Jerry McAllister wrote:

You only need an MBR on disks that will be booted.  I don't know as
it will actually hurt anything to write an MBR on non-boot, data only
disks, but it can garbage up you menu with non-functional choices.
What you need is an MBR on every disk which is *passed through* or actually booted from. So if you have disks 1, 2 &3, if you want to boot from disk3 you need an MBR on disks 1 & 2 as well, even if you never boot from them.
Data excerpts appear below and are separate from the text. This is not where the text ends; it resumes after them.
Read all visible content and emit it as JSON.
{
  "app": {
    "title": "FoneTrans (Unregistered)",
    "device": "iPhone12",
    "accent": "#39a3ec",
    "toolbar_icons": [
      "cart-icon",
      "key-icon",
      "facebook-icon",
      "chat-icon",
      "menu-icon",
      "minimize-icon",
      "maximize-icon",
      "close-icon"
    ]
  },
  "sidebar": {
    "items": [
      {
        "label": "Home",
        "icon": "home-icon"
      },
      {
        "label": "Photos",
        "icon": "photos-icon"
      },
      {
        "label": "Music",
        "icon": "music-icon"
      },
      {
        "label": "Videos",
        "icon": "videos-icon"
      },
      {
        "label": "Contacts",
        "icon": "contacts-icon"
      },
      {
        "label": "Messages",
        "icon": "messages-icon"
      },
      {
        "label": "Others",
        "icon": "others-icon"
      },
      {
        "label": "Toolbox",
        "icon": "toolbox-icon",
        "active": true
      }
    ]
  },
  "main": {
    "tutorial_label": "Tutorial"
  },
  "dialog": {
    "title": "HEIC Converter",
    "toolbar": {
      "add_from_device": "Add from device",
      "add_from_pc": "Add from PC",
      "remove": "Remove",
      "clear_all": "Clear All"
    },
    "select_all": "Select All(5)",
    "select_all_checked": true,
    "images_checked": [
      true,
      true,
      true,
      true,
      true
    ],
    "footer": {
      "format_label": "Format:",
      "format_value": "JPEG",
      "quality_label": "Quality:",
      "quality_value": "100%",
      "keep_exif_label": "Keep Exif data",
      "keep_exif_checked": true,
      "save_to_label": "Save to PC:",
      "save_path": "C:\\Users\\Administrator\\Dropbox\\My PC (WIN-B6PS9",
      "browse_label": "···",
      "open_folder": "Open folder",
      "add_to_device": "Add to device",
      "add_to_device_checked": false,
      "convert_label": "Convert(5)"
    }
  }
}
If you boot from disk 1, then 2 &3 do not *need* an MBR.


Those other disk with an MBR show up as an F5 and maybe F6, etc (

F5 is the *next* disk.  There is no F6, F7 etc.
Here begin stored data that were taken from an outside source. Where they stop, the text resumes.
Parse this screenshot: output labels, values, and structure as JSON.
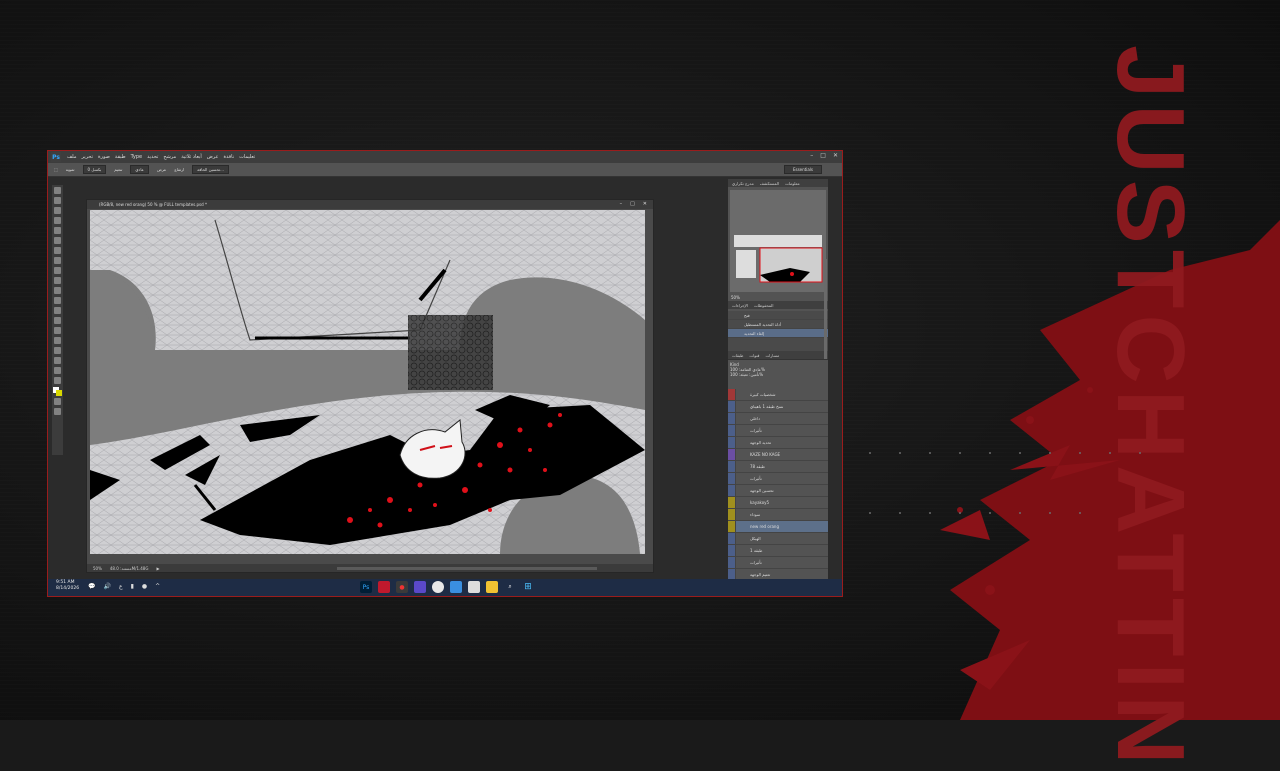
{
  "brand": {
    "text": "JUSTCHATTIN"
  },
  "photoshop": {
    "logo": "Ps",
    "menu": [
      "ملف",
      "تحرير",
      "صورة",
      "طبقة",
      "Type",
      "تحديد",
      "مرشح",
      "أبعاد ثلاثية",
      "عرض",
      "نافذة",
      "تعليمات"
    ],
    "options": {
      "feather": "تمويه",
      "value": "0 بكسل",
      "antialias": "تنعيم",
      "style": "عادي",
      "width": "عرض",
      "height": "ارتفاع",
      "refine": "تحسين الحافة..."
    },
    "workspace": "Essentials",
    "document_title": "(RGB/8, new red orang) 50 % @ FULL templates.psd *",
    "status": {
      "zoom": "50%",
      "doc": "مستند: 48.0M/1.48G"
    },
    "navigator": {
      "tabs": [
        "مدرج تكراري",
        "المستكشف",
        "معلومات"
      ],
      "zoom": "50%"
    },
    "history": {
      "tabs": [
        "الإجراءات",
        "المحفوظات"
      ],
      "items": [
        "فتح",
        "أداة التحديد المستطيل",
        "إلغاء التحديد"
      ]
    },
    "layers": {
      "tabs": [
        "طبقات",
        "قنوات",
        "مسارات"
      ],
      "kind": "Kind",
      "blend": "عادي",
      "opacity_label": "العتامة:",
      "opacity": "100%",
      "fill_label": "تعبئة:",
      "fill": "100%",
      "lock_label": "تأمين:",
      "rows": [
        {
          "name": "شخصيات كبيرة",
          "color": "#a13838"
        },
        {
          "name": "نسخ طبقة 1 باهيتاي",
          "color": "#4c5f8a"
        },
        {
          "name": "داخلي",
          "color": "#4c5f8a"
        },
        {
          "name": "تأثيرات",
          "color": "#4c5f8a"
        },
        {
          "name": "تحديد الوجهة",
          "color": "#4c5f8a"
        },
        {
          "name": "KAZE NO KAGE",
          "color": "#6b4ea3"
        },
        {
          "name": "طبقة 78",
          "color": "#4c5f8a"
        },
        {
          "name": "تأثيرات",
          "color": "#4c5f8a"
        },
        {
          "name": "تحسين الوجهة",
          "color": "#4c5f8a"
        },
        {
          "name": "kayakoy5",
          "color": "#a0901e"
        },
        {
          "name": "سوداء",
          "color": "#a0901e"
        },
        {
          "name": "new red orang",
          "color": "#a0901e"
        },
        {
          "name": "الهيكل",
          "color": "#4c5f8a"
        },
        {
          "name": "طبقة 1",
          "color": "#4c5f8a"
        },
        {
          "name": "تأثيرات",
          "color": "#4c5f8a"
        },
        {
          "name": "تعتيم الوجهة",
          "color": "#4c5f8a"
        }
      ]
    }
  },
  "taskbar": {
    "time": "9:51 AM",
    "date": "8/14/2026",
    "lang": "ع"
  }
}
If you boot from disk 3, for example, you'd go through three "menus" e.g.

Disk1: F5 -> disk2
Disk2: F5 -> disk3
Disk3: F1 -> boots FreeBSD

If those were your only 3 disks, then F5 on disk3 takes you back to disk1.
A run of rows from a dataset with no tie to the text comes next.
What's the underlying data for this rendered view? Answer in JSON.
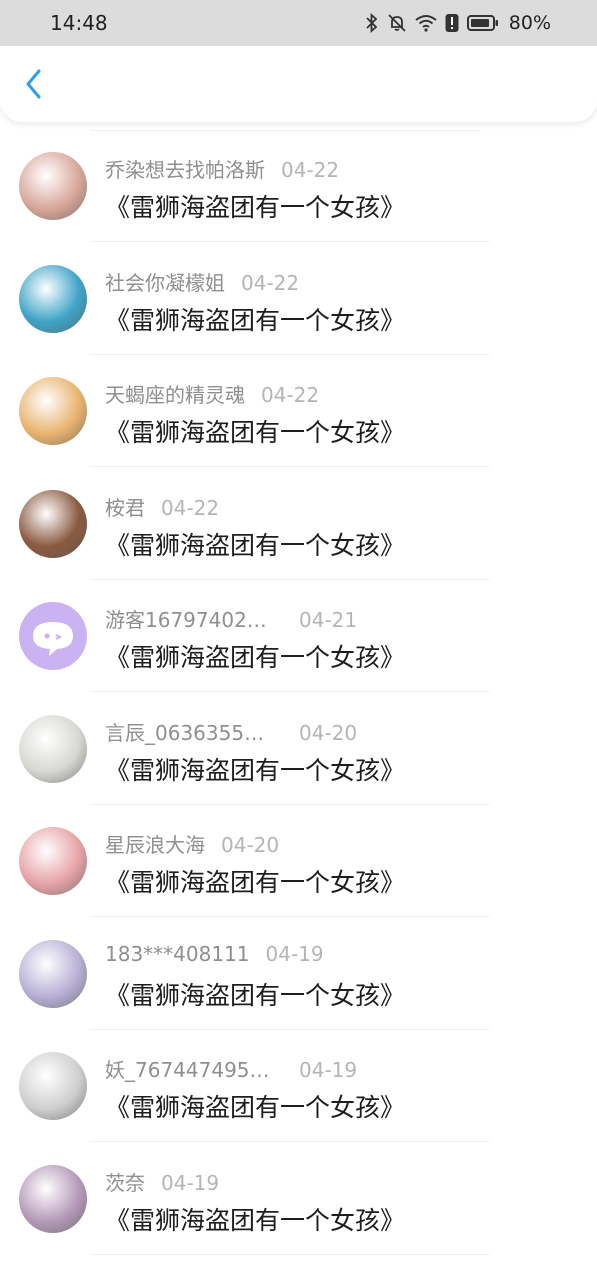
{
  "status_bar": {
    "time": "14:48",
    "battery": "80%",
    "icons": [
      "bluetooth-icon",
      "mute-icon",
      "wifi-icon",
      "alert-icon",
      "battery-icon"
    ]
  },
  "nav": {
    "back_icon": "chevron-left-icon",
    "accent": "#2f9ee8"
  },
  "comments": [
    {
      "user": "乔染想去找帕洛斯",
      "date": "04-22",
      "text": "《雷狮海盗团有一个女孩》",
      "avatar_color": "#d8a79a"
    },
    {
      "user": "社会你凝檬姐",
      "date": "04-22",
      "text": "《雷狮海盗团有一个女孩》",
      "avatar_color": "#3fa4c8"
    },
    {
      "user": "天蝎座的精灵魂",
      "date": "04-22",
      "text": "《雷狮海盗团有一个女孩》",
      "avatar_color": "#e9b46f"
    },
    {
      "user": "桉君",
      "date": "04-22",
      "text": "《雷狮海盗团有一个女孩》",
      "avatar_color": "#8a5a40"
    },
    {
      "user": "游客16797402…",
      "date": "04-21",
      "text": "《雷狮海盗团有一个女孩》",
      "avatar_color": "#c9b3f3"
    },
    {
      "user": "言辰_0636355…",
      "date": "04-20",
      "text": "《雷狮海盗团有一个女孩》",
      "avatar_color": "#d7d7d3"
    },
    {
      "user": "星辰浪大海",
      "date": "04-20",
      "text": "《雷狮海盗团有一个女孩》",
      "avatar_color": "#e7a3a7"
    },
    {
      "user": "183***408111",
      "date": "04-19",
      "text": "《雷狮海盗团有一个女孩》",
      "avatar_color": "#b8b0d6"
    },
    {
      "user": "妖_767447495…",
      "date": "04-19",
      "text": "《雷狮海盗团有一个女孩》",
      "avatar_color": "#cfcfcf"
    },
    {
      "user": "茨奈",
      "date": "04-19",
      "text": "《雷狮海盗团有一个女孩》",
      "avatar_color": "#b59ab8"
    }
  ]
}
You can probably change the boot order of those disks in your BIOS to make disk3 be disk1, avoiding the intermediate menus. That's not always possible for other reasons. For example, in the setup above, if disk 1 has Windows on it and that really does work best as disk1. If disk 2 is on the same controller as disk 1 your BIOS might not allow that to be changed independently.

I know of no reason why you wouldn't want the MBR on all your disks, even if you don't technically need it.


Sorry, no idea if this helps with the original question, which I too had trouble following.